03.10.2019 Première bobine avec Chloé Blondeau


Première bobine avec Chloé Blondeau

Atelier cinéma pour les enfants de 10 à 13 ans sur inscription
10 places seulement

À partir du 3 octobre
les jeudi de 17h à 18h30


Chaque instant devient précieux, au moment de tourner on retient son souffle : on ne tourne pas en pellicule comme on brandit son téléphone.

Commencer avec une caméra à ressort

Un atelier pour réaliser des films ensemble, en 16mm noir et blanc, tout en se familiarisant avec les techniques des origines : la caméra à ressort, le développement, le projecteur et la visionneuse.
Une éducation à l’image en douceur, plus proche de l’écriture cinématographique dans ses discontinuité que du flux numérique, pour développer son sens critique et apprendre à mettre en forme ses idées, afin de découvrir le plaisir de s’exprimer en images et en sons et affiner son regard.
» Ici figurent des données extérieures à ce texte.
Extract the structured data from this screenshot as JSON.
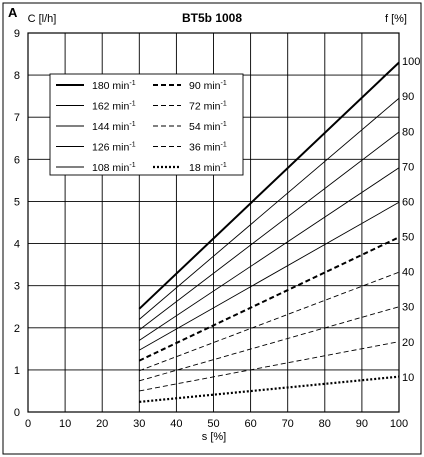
{
  "chart_data": {
    "type": "line",
    "panel_label": "A",
    "title": "BT5b 1008",
    "xlabel": "s [%]",
    "ylabel_left": "C [l/h]",
    "ylabel_right": "f [%]",
    "xlim": [
      0,
      100
    ],
    "ylim_left": [
      0,
      9
    ],
    "ylim_right": [
      0,
      108
    ],
    "x_ticks": [
      "0",
      "10",
      "20",
      "30",
      "40",
      "50",
      "60",
      "70",
      "80",
      "90",
      "100"
    ],
    "y_left_ticks": [
      "0",
      "1",
      "2",
      "3",
      "4",
      "5",
      "6",
      "7",
      "8",
      "9"
    ],
    "y_right_ticks": [
      "10",
      "20",
      "30",
      "40",
      "50",
      "60",
      "70",
      "80",
      "90",
      "100"
    ],
    "grid": true,
    "legend_unit_base": "min",
    "legend_unit_exp": "-1",
    "series": [
      {
        "name": "180",
        "style": "solid-thick",
        "x": [
          30,
          100
        ],
        "y": [
          2.45,
          8.3
        ]
      },
      {
        "name": "162",
        "style": "solid",
        "x": [
          30,
          100
        ],
        "y": [
          2.2,
          7.45
        ]
      },
      {
        "name": "144",
        "style": "solid",
        "x": [
          30,
          100
        ],
        "y": [
          1.95,
          6.65
        ]
      },
      {
        "name": "126",
        "style": "solid",
        "x": [
          30,
          100
        ],
        "y": [
          1.7,
          5.8
        ]
      },
      {
        "name": "108",
        "style": "solid",
        "x": [
          30,
          100
        ],
        "y": [
          1.47,
          4.98
        ]
      },
      {
        "name": "90",
        "style": "dashed-thick",
        "x": [
          30,
          100
        ],
        "y": [
          1.22,
          4.15
        ]
      },
      {
        "name": "72",
        "style": "dashed",
        "x": [
          30,
          100
        ],
        "y": [
          0.98,
          3.32
        ]
      },
      {
        "name": "54",
        "style": "dashed",
        "x": [
          30,
          100
        ],
        "y": [
          0.74,
          2.5
        ]
      },
      {
        "name": "36",
        "style": "dashed",
        "x": [
          30,
          100
        ],
        "y": [
          0.5,
          1.67
        ]
      },
      {
        "name": "18",
        "style": "dotted-thick",
        "x": [
          30,
          100
        ],
        "y": [
          0.24,
          0.84
        ]
      }
    ],
    "legend_columns": [
      [
        "180",
        "162",
        "144",
        "126",
        "108"
      ],
      [
        "90",
        "72",
        "54",
        "36",
        "18"
      ]
    ],
    "legend_position": "top-left"
  }
}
L’initiation s’articulera autour de trois projets successifs permettant d’aborder différents aspects du langage cinématographique :
– un exercice de faux documentaire (ou documenteur) à partir de found footage
– une recherche sur le rythme à la découverte du cinéma burlesque
– une initiation à la mise en scène par une réflexion sur la comédie

Les trois temps de réalisation seront accompagnés à chaque étape par le visionnage et la critique d’extraits choisis pour ouvrir la pratique à la réflexion et inversement., ainsi que l’intervention d’un professionnel parlant de son expérience et donnant son expertise aux travaux en cours.
Tous les trois mois, une séance de restitution publique des films réalisés aura lieu au cinéma.


Pourquoi la pellicule ?

Bien plus qu’une lubie vintage, le cinéma « à l’ancienne » est un moyen de s’initier à la réalisation en douceur : réfléchir avant d’agir/de tourner = préciser sa pensée, se positionner dans son projet, envisager le possible, réajuster ses envies en fonction des ratés. Le temps de l’argentique est forcément ralenti et réfléchi, et nécessite un engagement constant du jeune réalisateur.
Le but étant de conscientiser les étapes et possibles de la réalisation d’un film pour développer son langage propre et rendre possible le désir de film ainsi que les compétences pour l’écrire, le tourner avec ses copains ensuite à sa manière, qui sait…
Du fait de la matière de cette image à brûler par la lumière, l’instant de la fabriquer devient précieux, et permet de faire comprendre comment le travail d’image nous engage.
Travailler en pellicule, c’est forcément se poser la question de la narration (muet), du rythme, du montage (tourné-monté obligatoire), du jeu (une seule prise possible), de la lumière (sensibilité limitée).
Comme disait Bresson dans ses Notes sur le cinématographe : « Qui peut le plus peut le moins »
Au retour au numérique on peut tout faire, quitte à griller des étapes, mais en ayant conscience des possibles et en en faisant le choix.
Education à l’image, donc.


Chloé Blondeau

37 ans, cadreuse et projectionniste. Après 15 ans sur les tournages de fictions et de pub à la caméra, 10 ans comme chef opérateur pour des documentaires, elle décide de ralentir la cadence après la naissance de son fils et passe un diplôme de projectionniste. Elle commence aussi à élaborer un projet fou de film en pellicule le long de l’arc alpin, et pour cela se met à réfléchir à un modus operandi entièrement artisanal. Elle rencontre alors l’équipe de la compagnie qui l’accueille dans son labo.
Au contact des passionnés du cinéma pour lequel elle travaille et des artistes se relayant à la Compagnie, elle éprouve l’envie de partager le bonheur de filmer.